Looking forward, Hewitt said, advances in the fields of both medical and social policy are critical to understand together.

“In the past we made assumptions about how clinicians, physicians, and bench scientists think and act, but we don’t really know,” said Hewitt. “They have the same ultimate goal we do, which is that we want people with disabilities to have good lives. Today’s clinical advances in holistic medicine are just one example of a whole new way of looking at our work. And if we don’t really know what’s going on at the clinical level, we can’t change policies and practices.”

Jennifer Hall-Lande, who leads ICI’s work in autism prevalence data and early intervention, serves on the MIDB executive council, along with Hewitt.

“I’ve been waiting my entire career for an opportunity like this to leverage the strengths of the social model of disability with the clinical side,” she said. “Disability is a natural part of the human continuum, and I bring that perspective to my clinical work. It’s up to us to take this opportunity and learn from each other and grow and innovate.”

Future collaborations leveraging the diverse expertise that will inhabit MIDB are still to be created, both Hewitt and Fair said.

“What struck me as we toured the building was how a family coming through the clinic door could potentially encounter our TIES resources for parents of a child with a more significant disability, and they may want to begin a path towards educating their child in a more inclusive setting in their local school, or have started on that path and need help,” said Kristin Liu, principal investigator for the TIES Center, the national technical assistance center on inclusive policies and practices in K-8 schools.
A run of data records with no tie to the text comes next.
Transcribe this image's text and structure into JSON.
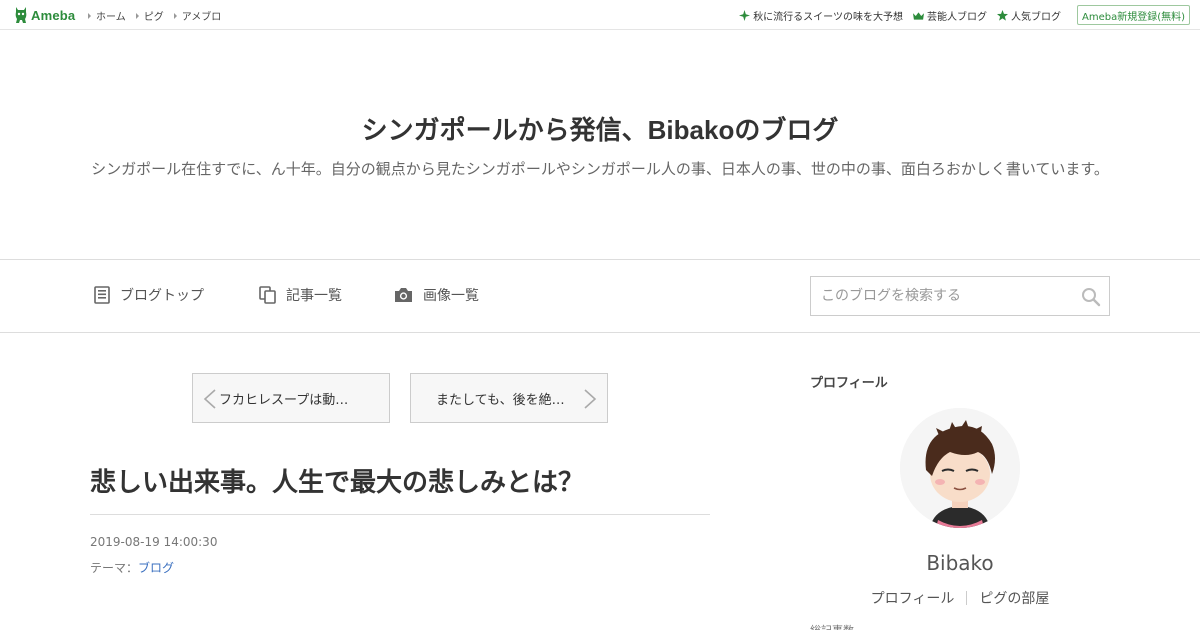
{
  "topbar": {
    "logo_text": "Ameba",
    "nav": [
      "ホーム",
      "ピグ",
      "アメブロ"
    ],
    "right_links": [
      {
        "label": "秋に流行るスイーツの味を大予想",
        "icon": "sparkle-icon",
        "color": "#2d8c3c"
      },
      {
        "label": "芸能人ブログ",
        "icon": "crown-icon",
        "color": "#2d8c3c"
      },
      {
        "label": "人気ブログ",
        "icon": "star-icon",
        "color": "#2d8c3c"
      }
    ],
    "register_label": "Ameba新規登録(無料)"
  },
  "header": {
    "title": "シンガポールから発信、Bibakoのブログ",
    "description": "シンガポール在住すでに、ん十年。自分の観点から見たシンガポールやシンガポール人の事、日本人の事、世の中の事、面白ろおかしく書いています。"
  },
  "nav": {
    "blog_top": "ブログトップ",
    "articles": "記事一覧",
    "images": "画像一覧",
    "search_placeholder": "このブログを検索する"
  },
  "pager": {
    "prev": "フカヒレスープは動…",
    "next": "またしても、後を絶…"
  },
  "article": {
    "title": "悲しい出来事。人生で最大の悲しみとは？",
    "date": "2019-08-19 14:00:30",
    "theme_label": "テーマ：",
    "theme": "ブログ"
  },
  "sidebar": {
    "heading": "プロフィール",
    "name": "Bibako",
    "links": [
      "プロフィール",
      "ピグの部屋"
    ],
    "cut_text": "総記事数"
  },
  "colors": {
    "brand": "#2d8c3c",
    "link": "#3a6fbf"
  }
}
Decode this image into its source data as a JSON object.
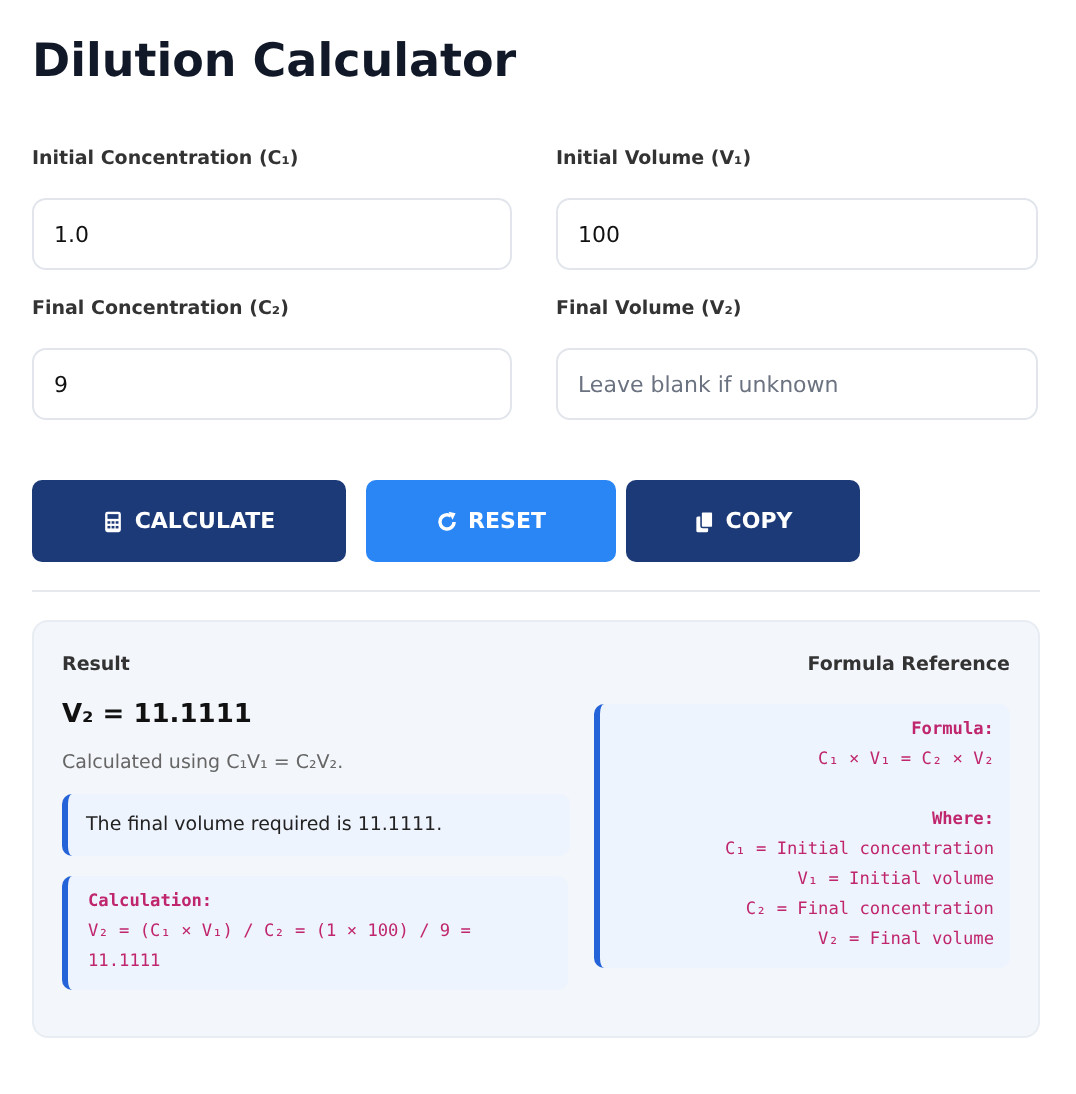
{
  "title": "Dilution Calculator",
  "fields": [
    {
      "label": "Initial Concentration (C₁)",
      "value": "1.0"
    },
    {
      "label": "Initial Volume (V₁)",
      "value": "100"
    },
    {
      "label": "Final Concentration (C₂)",
      "value": "9"
    },
    {
      "label": "Final Volume (V₂)",
      "placeholder": "Leave blank if unknown"
    }
  ],
  "buttons": [
    {
      "label": "CALCULATE",
      "kind": "dark"
    },
    {
      "label": "RESET",
      "kind": "light"
    },
    {
      "label": "COPY",
      "kind": "dark"
    }
  ],
  "result": {
    "heading": "Result",
    "value": "V₂ = 11.1111",
    "method": "Calculated using C₁V₁ = C₂V₂.",
    "message": "The final volume required is 11.1111.",
    "calculation": {
      "heading": "Calculation:",
      "text": "V₂ = (C₁ × V₁) / C₂ = (1 × 100) / 9 = 11.1111"
    }
  },
  "reference": {
    "heading": "Formula Reference",
    "formula_heading": "Formula:",
    "formula": "C₁ × V₁ = C₂ × V₂",
    "where_heading": "Where:",
    "definitions": [
      "C₁ = Initial concentration",
      "V₁ = Initial volume",
      "C₂ = Final concentration",
      "V₂ = Final volume"
    ]
  }
}
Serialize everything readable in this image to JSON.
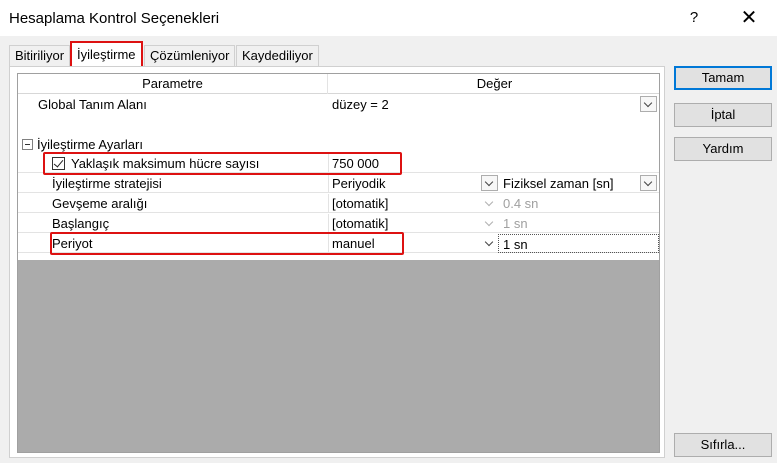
{
  "window": {
    "title": "Hesaplama Kontrol Seçenekleri",
    "help_label": "?",
    "close_label": "✕"
  },
  "tabs": [
    {
      "label": "Bitiriliyor"
    },
    {
      "label": "İyileştirme"
    },
    {
      "label": "Çözümleniyor"
    },
    {
      "label": "Kaydediliyor"
    }
  ],
  "grid": {
    "header": {
      "parameter": "Parametre",
      "value": "Değer"
    },
    "global": {
      "label": "Global Tanım Alanı",
      "value": "düzey = 2"
    },
    "section": {
      "label": "İyileştirme Ayarları"
    },
    "rows": [
      {
        "label": "Yaklaşık maksimum hücre sayısı",
        "value": "750 000"
      },
      {
        "label": "İyileştirme stratejisi",
        "value": "Periyodik",
        "extra": "Fiziksel zaman [sn]"
      },
      {
        "label": "Gevşeme aralığı",
        "value": "[otomatik]",
        "extra": "0.4 sn"
      },
      {
        "label": "Başlangıç",
        "value": "[otomatik]",
        "extra": "1 sn"
      },
      {
        "label": "Periyot",
        "value": "manuel",
        "extra": "1 sn"
      }
    ]
  },
  "buttons": {
    "ok": "Tamam",
    "cancel": "İptal",
    "help": "Yardım",
    "reset": "Sıfırla..."
  }
}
Sheryl Lazarus, director of the National Center on Educational Outcomes at ICI, said that team is also interested in future collaborations at MIDB.

“The NCEO team looks forward to discussing the needs and characteristics of children with autism and other disabilities with clinicians and families as we strive to make assessments used for accountability and other purposes more accessible,” Lazarus said.

In a December 2020 CEHD Connect article, former Dean Jean Quam predicted that MIDB would be one of the most exciting partnerships in the history of the college. 

“It’s unique that a college of education would partner with a medical school and that we would look for strengths that we have and the things we have in common,” Quam said, adding that ICI’s history of interdisciplinary outreach would serve as a model for collaboration at the new institute.

“Viewing disability as a unique difference rather than a problem to be solved is a foundational aspect of ICI,” Hewitt said. “Our approach to supporting people with developmental and neurodevelopmental disabilities throughout their lives will inform the work of MIDB and create more inclusive communities for many years to come.”